Things start out like a father-daughter version of “The Road,” with erstwhile wind-power engineer Sebastian (Mario Casas, who also starred in the Pastor brothers’ 2020 “The Occupant”) and young Anna (Alejandra Howard) trying to endure in a collapsed society nine months after the crisis first struck. After they’re set upon by marauding blind people — the sole minority immune to this visually maddening menace — he’s left wounded, and seeks help from a group of friendlier if wary strangers holed up in a large transit complex. (Whatever they are, the “entities” apparently can’t open a door or window on their own, so any shut interior is safe from them.)

But Sebastian has a hidden agenda, and even Anna isn’t quite what she seems. Making their acquaintance turns out to be bad luck for these new friends, after which our protagonists move on to infiltrate another set of survivors. Living in an old bomb shelter, that next mini-tribe includes welcoming Claire (Georgina Campbell from “Barbarian”), who also has a little girl named Sofia (Naila Schubert) in her charge, and Octavio (“Babylon’s” Diego Calva), who regards Sebastian with considerably more suspicion.

Meanwhile, as in the earlier film, albeit in somewhat more garbled fashion, there are flashbacks to earlier events. These include the chaotic onset of the “epidemic” (encompassing a subway sequence reminiscent of Sion Sono’s 2001 “Suicide Club”) and an explanation of what happened to Anna’s mother. They also introduce a sinister cleric (Leonardo Sbaraglia), who later becomes entirely the wrong sort of Messianic figure.

But none of this is all that engaging, despite a capable cast, impressive production scale and heightened if uneven action content. (The most overwrought setpiece involves a runaway bus.) We still never actually see the “entities,” which would be fine if the film didn’t keep promising revelations about this malevolent force that never actually come into focus. Even some final emphasis on the “science” in science-fiction only seems introduced to tease another sequel, leaving the primary global menace a near-complete mystery.

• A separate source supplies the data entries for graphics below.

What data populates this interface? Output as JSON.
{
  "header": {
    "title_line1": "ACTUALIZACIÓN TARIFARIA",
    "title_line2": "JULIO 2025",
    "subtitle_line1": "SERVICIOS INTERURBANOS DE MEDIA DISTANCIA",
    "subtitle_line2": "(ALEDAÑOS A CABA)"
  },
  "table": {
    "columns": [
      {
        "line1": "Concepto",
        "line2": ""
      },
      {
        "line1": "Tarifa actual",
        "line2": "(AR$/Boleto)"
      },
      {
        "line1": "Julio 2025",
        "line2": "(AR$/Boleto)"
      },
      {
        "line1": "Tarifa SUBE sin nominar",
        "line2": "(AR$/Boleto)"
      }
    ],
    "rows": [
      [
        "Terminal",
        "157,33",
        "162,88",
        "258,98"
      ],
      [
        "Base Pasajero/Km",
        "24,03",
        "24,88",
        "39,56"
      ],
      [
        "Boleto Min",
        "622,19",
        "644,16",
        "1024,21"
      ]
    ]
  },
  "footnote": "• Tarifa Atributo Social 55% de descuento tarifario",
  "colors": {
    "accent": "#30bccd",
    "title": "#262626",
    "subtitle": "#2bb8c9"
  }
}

The biggest error “Bird Box Barcelona” makes, however, lies in resting the entire narrative weight on a protagonist whom we soon realize is an unsympathetic one. A Judas character always intrigues, at least theoretically. But major Spanish star Casas isn’t granted the complexity of writing needed for Sebastian to assume the dimensions of tragic conflict, so patience thins as we realize he’s simply going to repeat prior behaviors on successive new figures.

Accomplished in all tech and design departments, “BBB” nonetheless never quite ignites. The dangers of sight and occupying open space are just plot-device givens now, while expected resolutions to Part One’s many dangling questions never arrive. Even the shock of suicidal violence feels dulled here. It’s no outright disaster, but this follow-up is uninspired enough to negate any lingering curiosity about what else might be left inside the “Box.”